Along with the title, this sentence is misleading in its artificial attempt to preclude dwarf planets from being classed as a subcategory of planets. Kuiper Belt Objects large enough to be in hydrostatic equilibrium are not "planet-like"; they are planets, period, at least according to the geophysical planet definition. Our solar system does not have only eight "canonical planets"; furthermore Mercury orbits at a seven-degree inclination to the ecliptic plane; therefore it should not be lumped with those directly on the ecliptic.
Exoplanet systems, with further study, could provide information crucial to answering the questions this study raises. For example, several multi-planet systems have their planets, usually gas giants, all orbiting in different planes. At least one system has a gas giant more massive and larger than Jupiter in a highly elliptical comet-like orbit. It could be that similar processes during the formation of these solar systems led to some of their planets having eccentric orbits like the "hot" Kuiper Belt planets.
5 / 5 (3) Jan 21, 2014
Plutosavior: Whatever dude. Call them kittens if you like. In fact, you can name each and every one of them with cute kitten names.
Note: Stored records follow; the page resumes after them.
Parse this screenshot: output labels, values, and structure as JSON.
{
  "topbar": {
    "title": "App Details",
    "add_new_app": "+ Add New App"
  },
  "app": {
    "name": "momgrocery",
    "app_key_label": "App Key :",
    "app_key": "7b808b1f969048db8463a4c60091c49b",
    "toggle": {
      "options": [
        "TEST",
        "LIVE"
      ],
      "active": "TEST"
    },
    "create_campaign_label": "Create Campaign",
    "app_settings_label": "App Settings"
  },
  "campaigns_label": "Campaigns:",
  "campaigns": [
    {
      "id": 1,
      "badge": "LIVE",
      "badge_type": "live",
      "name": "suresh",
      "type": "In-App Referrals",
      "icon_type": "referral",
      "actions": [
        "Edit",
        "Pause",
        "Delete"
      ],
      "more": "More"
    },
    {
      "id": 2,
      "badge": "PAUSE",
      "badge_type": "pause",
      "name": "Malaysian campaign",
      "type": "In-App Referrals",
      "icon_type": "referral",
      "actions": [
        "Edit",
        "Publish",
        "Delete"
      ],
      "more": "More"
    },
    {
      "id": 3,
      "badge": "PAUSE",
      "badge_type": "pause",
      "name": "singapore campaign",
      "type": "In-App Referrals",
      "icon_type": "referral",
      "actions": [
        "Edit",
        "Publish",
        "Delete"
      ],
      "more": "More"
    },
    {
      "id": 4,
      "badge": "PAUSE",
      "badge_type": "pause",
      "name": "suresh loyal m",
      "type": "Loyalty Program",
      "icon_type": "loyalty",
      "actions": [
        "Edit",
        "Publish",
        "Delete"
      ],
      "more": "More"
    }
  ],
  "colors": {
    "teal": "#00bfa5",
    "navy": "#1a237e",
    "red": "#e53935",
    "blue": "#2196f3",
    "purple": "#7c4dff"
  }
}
Anyway, back in the sane world: If it turns out that there are two or more distinct types, with profoundly different formation, then we will eventually want to investigate each type. I suspect that KBO's will become important if we ever want to colonize deep space or attempt interstellar exploration. Assuming that our solar system isn't incredibly unique, other stars should have similar objects. They probably contain a wealth of useful material, so could serve as a convienience store pit-stop along the way in or out of a solar system.